Windows Vista WebDAV support

In the middle of upgrading HTTP chunked stream support to Marmot, I switched to Windows Vista. I edited some photos from my US Election 2008 party and uploaded them to WebDAV using Vista. Once finished with the HTTP support improvement, I used MarmotMirror to back up up my data to WebDAV, and realized that Vista WebDAV support is different and cool, but its extensions are sadly ill-thought-out.

The first difference I noticed was that, instead of going to "My Network Places" as was done in Windows XP, Windows Vista simply allows you to go to "Computer" and select "Map network drive." Cool. The interface is a little awkward, though. You specify a drive letter so that your WebDAV drive looks like a normal drive. But it seems as though just entering the WebDAV address doesn't work right away—you have to first click "different user name" and specify your WebDAV credentials. Otherwise, login doesn't work, even though a dialog pops up asking for your credentials.

Once the drive is mounted, the drive is accessible like any other drive through its letter, even from the command prompt—very cool! Once I started using Marmot, I realized that Microsoft had added certain extensions to store certain attributes not natively available in WebDAV. The properties Microsoft added are in the urn:schemas-microsoft-com: namespace:

Added properties is a completely valid thing to do—Marmot does something very similar to keep track of things like content last modified time, and it could have been possible for Marmot to take advantage of this metadata support built in to Vista. But take a look at the actual values Vista uses:

<ns1:Win32CreationTime>Sat, 08 Nov 2008 18:41:38 GMT</ns1:Win32CreationTime>
<ns1:Win32LastAccessTime>Sat, 08 Nov 2008 18:41:38 GMT</ns1:Win32LastAccessTime>
<ns1:Win32LastModifiedTime>Sat, 08 Nov 2008 18:41:38 GMT</ns1:Win32LastModifiedTime>
<ns1:Win32FileAttributes>00000010</ns1:Win32FileAttributes>

The date format used is an HTTP-date as defined in RFC 2068 section 3.3.1, specifically the format specified in RFC 1123. Microsoft is following standards—what can be bad about that? First of all, this standard is completely behind the time. RFC 1123 is from 1989! This format has numerous shortcomings, including an unnecessary verboseness (the day of the week is pointless for a timestamp), English language-specific names, and the inability to sort alphabetically and chronologically at the same time.

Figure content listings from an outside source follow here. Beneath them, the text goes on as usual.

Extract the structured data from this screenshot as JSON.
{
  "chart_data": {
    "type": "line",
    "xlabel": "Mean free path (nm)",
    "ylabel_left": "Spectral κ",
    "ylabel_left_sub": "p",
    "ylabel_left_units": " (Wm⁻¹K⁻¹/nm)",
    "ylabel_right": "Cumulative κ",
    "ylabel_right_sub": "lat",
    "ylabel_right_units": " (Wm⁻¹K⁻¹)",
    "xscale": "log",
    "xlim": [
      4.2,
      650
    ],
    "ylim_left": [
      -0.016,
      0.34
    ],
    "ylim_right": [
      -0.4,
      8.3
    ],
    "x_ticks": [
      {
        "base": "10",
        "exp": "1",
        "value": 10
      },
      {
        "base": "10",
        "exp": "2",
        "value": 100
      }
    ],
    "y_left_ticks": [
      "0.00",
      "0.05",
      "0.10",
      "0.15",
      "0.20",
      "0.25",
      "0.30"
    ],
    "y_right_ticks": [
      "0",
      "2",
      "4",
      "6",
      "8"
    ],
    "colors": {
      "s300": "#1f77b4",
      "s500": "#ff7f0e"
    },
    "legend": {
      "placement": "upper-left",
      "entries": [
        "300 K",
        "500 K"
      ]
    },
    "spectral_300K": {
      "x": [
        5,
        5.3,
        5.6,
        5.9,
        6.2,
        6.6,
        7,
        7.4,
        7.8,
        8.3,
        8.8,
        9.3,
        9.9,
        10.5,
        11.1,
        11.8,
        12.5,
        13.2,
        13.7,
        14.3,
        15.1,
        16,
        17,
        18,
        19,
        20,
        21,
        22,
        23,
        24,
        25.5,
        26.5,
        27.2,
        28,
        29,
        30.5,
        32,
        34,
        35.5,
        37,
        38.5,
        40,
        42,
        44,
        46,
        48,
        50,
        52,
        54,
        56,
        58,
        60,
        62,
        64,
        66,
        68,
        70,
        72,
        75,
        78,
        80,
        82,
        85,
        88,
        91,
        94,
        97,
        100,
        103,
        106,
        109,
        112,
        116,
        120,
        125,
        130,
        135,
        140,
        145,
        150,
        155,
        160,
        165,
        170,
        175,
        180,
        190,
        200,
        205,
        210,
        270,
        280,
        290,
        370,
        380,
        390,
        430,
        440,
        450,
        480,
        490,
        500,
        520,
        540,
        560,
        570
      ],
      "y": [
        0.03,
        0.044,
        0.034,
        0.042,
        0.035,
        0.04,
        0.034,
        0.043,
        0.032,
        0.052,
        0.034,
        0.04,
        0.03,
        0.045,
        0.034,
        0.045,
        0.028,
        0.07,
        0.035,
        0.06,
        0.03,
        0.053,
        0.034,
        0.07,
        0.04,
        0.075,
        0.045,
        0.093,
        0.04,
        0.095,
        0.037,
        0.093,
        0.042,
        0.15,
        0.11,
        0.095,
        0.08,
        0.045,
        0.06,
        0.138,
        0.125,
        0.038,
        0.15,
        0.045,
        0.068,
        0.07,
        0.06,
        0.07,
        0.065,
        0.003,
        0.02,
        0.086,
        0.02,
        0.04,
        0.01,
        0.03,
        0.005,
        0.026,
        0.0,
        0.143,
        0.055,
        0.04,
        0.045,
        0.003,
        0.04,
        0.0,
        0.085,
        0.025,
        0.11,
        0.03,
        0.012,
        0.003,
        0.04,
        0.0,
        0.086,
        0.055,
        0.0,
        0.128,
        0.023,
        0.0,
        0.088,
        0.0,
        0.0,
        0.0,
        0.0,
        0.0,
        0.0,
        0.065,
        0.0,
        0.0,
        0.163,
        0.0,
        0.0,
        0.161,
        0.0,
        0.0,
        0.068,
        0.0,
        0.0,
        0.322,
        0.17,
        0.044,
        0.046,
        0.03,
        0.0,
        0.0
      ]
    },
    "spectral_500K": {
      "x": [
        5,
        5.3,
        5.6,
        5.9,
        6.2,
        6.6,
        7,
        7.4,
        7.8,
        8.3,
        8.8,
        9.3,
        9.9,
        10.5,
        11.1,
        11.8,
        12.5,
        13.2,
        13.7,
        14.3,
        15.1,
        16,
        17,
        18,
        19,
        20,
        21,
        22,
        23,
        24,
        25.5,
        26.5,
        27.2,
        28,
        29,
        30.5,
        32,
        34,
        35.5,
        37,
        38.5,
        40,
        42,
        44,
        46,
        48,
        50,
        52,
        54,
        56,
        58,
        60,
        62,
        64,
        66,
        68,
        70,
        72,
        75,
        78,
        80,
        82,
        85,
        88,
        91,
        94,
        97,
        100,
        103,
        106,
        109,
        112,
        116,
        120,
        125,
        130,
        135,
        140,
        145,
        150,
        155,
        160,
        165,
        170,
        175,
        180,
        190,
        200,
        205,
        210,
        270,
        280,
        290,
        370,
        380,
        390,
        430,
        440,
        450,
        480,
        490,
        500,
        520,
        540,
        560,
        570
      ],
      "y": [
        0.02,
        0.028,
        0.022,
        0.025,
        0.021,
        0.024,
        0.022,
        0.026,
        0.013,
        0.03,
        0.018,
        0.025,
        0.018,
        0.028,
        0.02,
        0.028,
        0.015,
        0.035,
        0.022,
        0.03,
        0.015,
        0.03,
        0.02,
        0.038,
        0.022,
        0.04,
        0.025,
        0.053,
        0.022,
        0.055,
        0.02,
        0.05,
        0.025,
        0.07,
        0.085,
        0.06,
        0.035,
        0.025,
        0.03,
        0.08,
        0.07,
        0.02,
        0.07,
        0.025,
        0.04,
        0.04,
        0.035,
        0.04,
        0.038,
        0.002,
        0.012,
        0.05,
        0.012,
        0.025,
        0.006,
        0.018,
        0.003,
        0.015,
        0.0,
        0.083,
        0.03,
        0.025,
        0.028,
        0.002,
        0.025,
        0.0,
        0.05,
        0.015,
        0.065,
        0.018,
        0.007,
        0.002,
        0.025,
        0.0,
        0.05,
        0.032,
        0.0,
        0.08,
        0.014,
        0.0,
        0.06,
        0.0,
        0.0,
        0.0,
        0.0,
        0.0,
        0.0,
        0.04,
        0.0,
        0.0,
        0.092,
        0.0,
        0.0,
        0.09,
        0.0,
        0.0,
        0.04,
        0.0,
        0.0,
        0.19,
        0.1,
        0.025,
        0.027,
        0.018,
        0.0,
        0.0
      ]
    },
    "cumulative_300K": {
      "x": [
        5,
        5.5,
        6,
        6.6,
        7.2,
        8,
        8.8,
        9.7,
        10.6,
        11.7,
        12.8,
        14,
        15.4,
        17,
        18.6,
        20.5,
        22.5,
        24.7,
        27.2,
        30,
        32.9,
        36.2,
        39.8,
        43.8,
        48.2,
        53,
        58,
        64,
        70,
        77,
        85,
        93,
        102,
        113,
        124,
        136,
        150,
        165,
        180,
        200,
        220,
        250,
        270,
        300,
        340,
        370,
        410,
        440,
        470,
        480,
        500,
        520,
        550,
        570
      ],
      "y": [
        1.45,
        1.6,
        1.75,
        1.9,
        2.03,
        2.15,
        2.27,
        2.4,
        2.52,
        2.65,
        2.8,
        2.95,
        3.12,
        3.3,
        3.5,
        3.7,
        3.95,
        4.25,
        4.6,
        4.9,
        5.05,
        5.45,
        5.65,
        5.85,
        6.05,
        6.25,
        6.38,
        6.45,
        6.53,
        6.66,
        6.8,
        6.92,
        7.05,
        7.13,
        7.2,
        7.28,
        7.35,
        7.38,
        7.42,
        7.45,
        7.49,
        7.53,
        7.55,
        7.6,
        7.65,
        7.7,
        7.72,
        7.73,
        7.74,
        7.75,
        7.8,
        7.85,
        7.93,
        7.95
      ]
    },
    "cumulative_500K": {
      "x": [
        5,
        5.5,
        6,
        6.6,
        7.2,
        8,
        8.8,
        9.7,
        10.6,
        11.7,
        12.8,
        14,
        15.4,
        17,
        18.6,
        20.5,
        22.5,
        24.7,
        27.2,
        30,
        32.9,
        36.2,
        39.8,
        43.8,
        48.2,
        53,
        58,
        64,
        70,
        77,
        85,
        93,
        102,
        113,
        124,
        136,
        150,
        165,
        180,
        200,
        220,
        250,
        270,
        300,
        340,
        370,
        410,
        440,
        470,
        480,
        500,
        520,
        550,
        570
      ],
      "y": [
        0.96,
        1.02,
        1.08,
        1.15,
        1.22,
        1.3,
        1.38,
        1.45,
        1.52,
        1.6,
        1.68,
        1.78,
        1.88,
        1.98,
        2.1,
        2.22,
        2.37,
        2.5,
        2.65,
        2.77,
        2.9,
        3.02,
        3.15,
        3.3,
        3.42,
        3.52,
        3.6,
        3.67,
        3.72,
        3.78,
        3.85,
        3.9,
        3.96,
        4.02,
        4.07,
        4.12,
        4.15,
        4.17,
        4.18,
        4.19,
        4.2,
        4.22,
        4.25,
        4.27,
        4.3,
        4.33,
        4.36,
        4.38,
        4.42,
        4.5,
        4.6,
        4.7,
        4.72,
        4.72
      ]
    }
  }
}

But on top of all this, RFC 1123 does not provide for milliseconds! NTFS, Microsoft's decent file system, keeps track of modified times with millisecond precision, unlike FAT and FAT32 (which has caused difficulties synchronizing between FAT32 and NTFS). While Microsoft went to a lot of work even to include the last access time from NTFS, they threw away the millisecond precision of that value, through no technological necessity.

Instead, Microsoft should have used a profile of ISO 8601, for example that specified by RFC 3339, Date and Time on the Internet: Timestamps from 2002. Even WebDAV istelf, although it uses RFC 1123 for one of its dates for backwards-compatibility with HTTP, uses a form of ISO 8601 compatible with RFC 3339. Here is one area that Microsoft could have chosen to innovate within standards and create something truly useful: a transparent network drive with NTFS-level attributes on top of WebDAV. But by choosing outdated standards they ensured that files on their first-class file system, NTFS, would sink to the depths of FAT32 when transferred to a WebDAV-mounted drive.